Wang told a press conference after the meeting that none of the caucuses are against the idea of applying for membership to the Beijing-based institution, adding that communication between the two branches of government, such as yesterday’s meeting, is encouraged and would be initiated more often to build a better political culture.
Wang said that the Executive Yuan officials visited the legislature to respond to the caucuses’ misgivings about the government’s bid, and each caucus had expressed its views on how lawmakers could make sure national dignity is retained and that the responsibility to oversee the government is maintained.
“We also agreed that we would rather give up on the bid if the terms are not in the nation’s best interests or [participation] would damage national dignity,” Wang said.
Mao said there are “many international precedents when it comes to the question about an appropriate name, and that is what we need to continue to negotiate in the future,” when asked by reporters what name the nation’s application might be made under.
“What needs to be confirmed first is whether we are to be accepted as a member,” the premier said.
“The name would be discussed only after we have become a member and at the stage when the articles of the organization are laid out,” he added.
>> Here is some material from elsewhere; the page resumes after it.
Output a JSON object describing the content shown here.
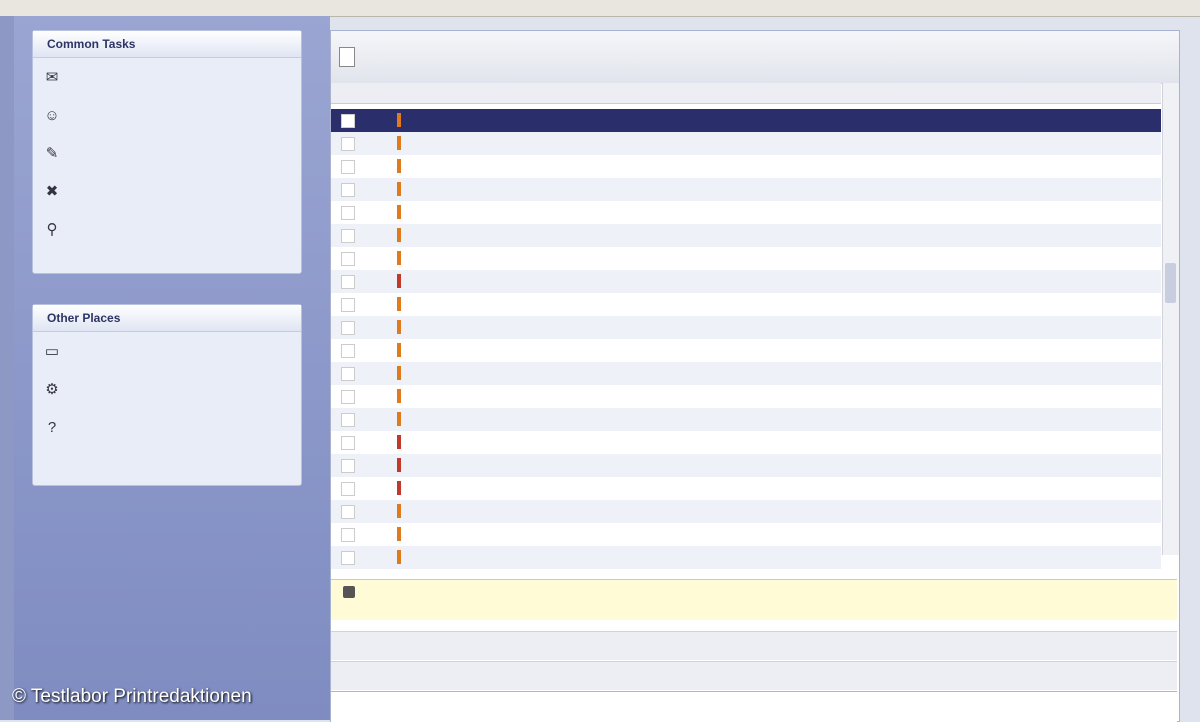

When asked whether Taiwan would join as “Chinese Taipei,” as it is commonly called in international organizations that it participates in, including the Olympics, Mao said: “I would say it is only one of the options.”
Wang said that government officials would attend and report on the bid to the legislature’s Foreign and National Defense Committee meeting today, “where lawmakers have the chance to examine the bid and work on inter-yuan cooperation.”
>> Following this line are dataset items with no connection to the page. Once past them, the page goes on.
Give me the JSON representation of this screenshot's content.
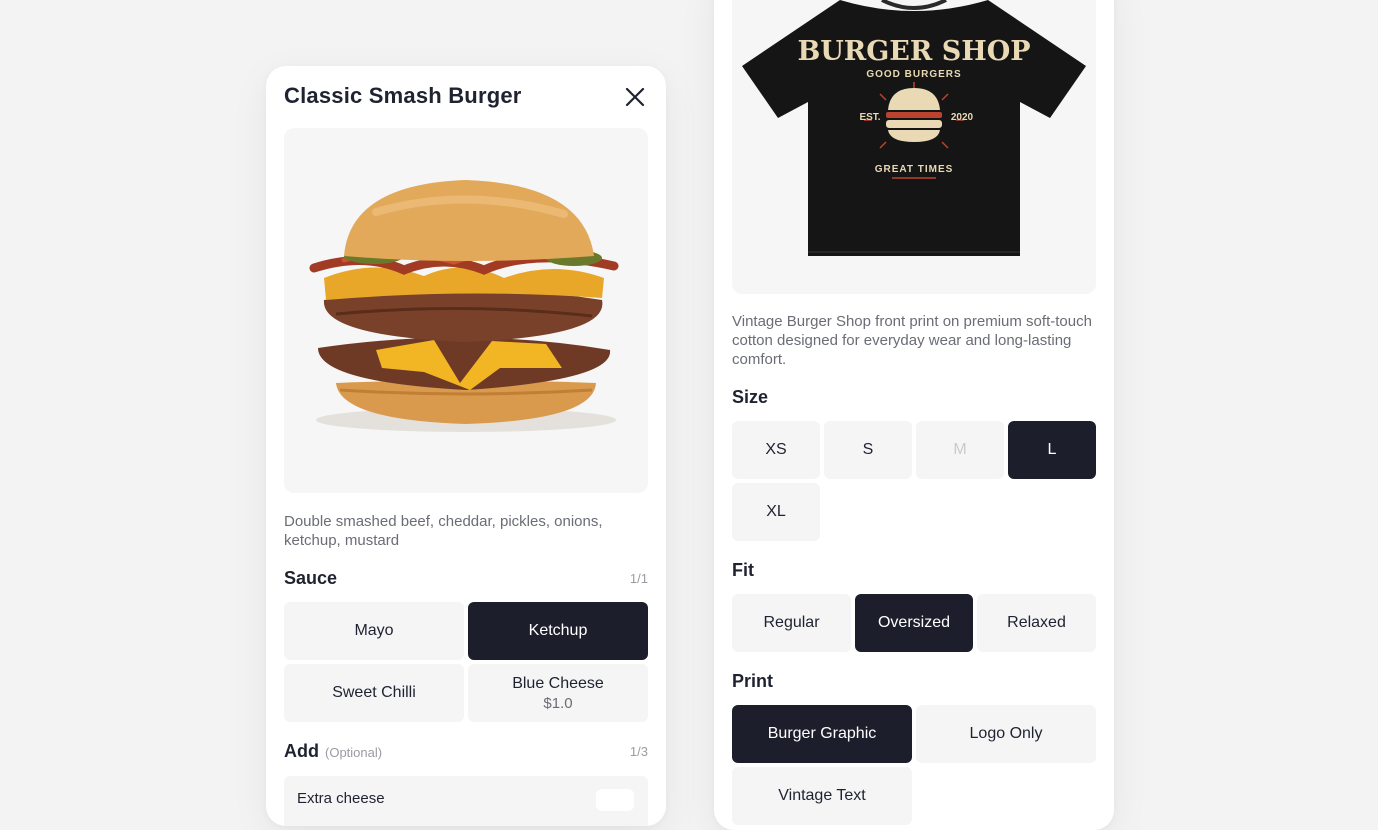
{
  "burger_modal": {
    "title": "Classic Smash Burger",
    "description": "Double smashed beef, cheddar, pickles, onions, ketchup, mustard",
    "sauce": {
      "label": "Sauce",
      "counter": "1/1",
      "options": [
        {
          "label": "Mayo",
          "price": "",
          "selected": false
        },
        {
          "label": "Ketchup",
          "price": "",
          "selected": true
        },
        {
          "label": "Sweet Chilli",
          "price": "",
          "selected": false
        },
        {
          "label": "Blue Cheese",
          "price": "$1.0",
          "selected": false
        }
      ]
    },
    "add": {
      "label": "Add",
      "optional": "(Optional)",
      "counter": "1/3",
      "first_item": "Extra cheese"
    }
  },
  "shirt_card": {
    "shirt_print": {
      "headline": "BURGER SHOP",
      "subline": "GOOD BURGERS",
      "est": "EST.",
      "year": "2020",
      "tagline": "GREAT TIMES"
    },
    "description": "Vintage Burger Shop front print on premium soft-touch cotton designed for everyday wear and long-lasting comfort.",
    "size": {
      "label": "Size",
      "options": [
        {
          "label": "XS",
          "state": "normal"
        },
        {
          "label": "S",
          "state": "normal"
        },
        {
          "label": "M",
          "state": "disabled"
        },
        {
          "label": "L",
          "state": "selected"
        },
        {
          "label": "XL",
          "state": "normal"
        }
      ]
    },
    "fit": {
      "label": "Fit",
      "options": [
        {
          "label": "Regular",
          "state": "normal"
        },
        {
          "label": "Oversized",
          "state": "selected"
        },
        {
          "label": "Relaxed",
          "state": "normal"
        }
      ]
    },
    "print": {
      "label": "Print",
      "options": [
        {
          "label": "Burger Graphic",
          "state": "selected"
        },
        {
          "label": "Logo Only",
          "state": "normal"
        },
        {
          "label": "Vintage Text",
          "state": "normal"
        }
      ]
    }
  },
  "colors": {
    "selected_bg": "#1c1f2b",
    "chip_bg": "#f5f5f6",
    "page_bg": "#f3f3f4",
    "print_cream": "#e9d9b4",
    "print_red": "#b9432e"
  },
  "icons": [
    "close-icon"
  ]
}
Separately yesterday, the Chinese Nationalist Party (KMT) caucus held its own press conference after the meeting with Executive Yuan officials and caucus whips, at which it addressed accusations made by protesters that the bid to join the bank had been done in secret in the same way as the cross-strait service trade agreement was signed.
The KMT caucus panned accusations of the bid being the result of a “black-box” decision, saying the comments were “over-politicizing” the matter.
“We do not even know if Beijing will allow us to join, yet already there is this internal divide,” KMT deputy caucus whip Liao Kuo-tung (廖國棟) said.
“I do not understand where in the process that [Democratic Progressive Party Chairperson] Tsai Ing-wen (蔡英文) found the application process to be a ‘black-box’ decision,” Liao said.
“This is completely different from how the cross-strait service trade agreement was done, which only came back [to the legislature] after it had proceeded to the very end [of its negotiations],” KMT caucus whip Lai Shyh-bao (賴士葆) said.
“With the AIIB, we are only at the door-knocking stage, so there is no possibility of ‘black-box’ decisionmaking,” Lai added.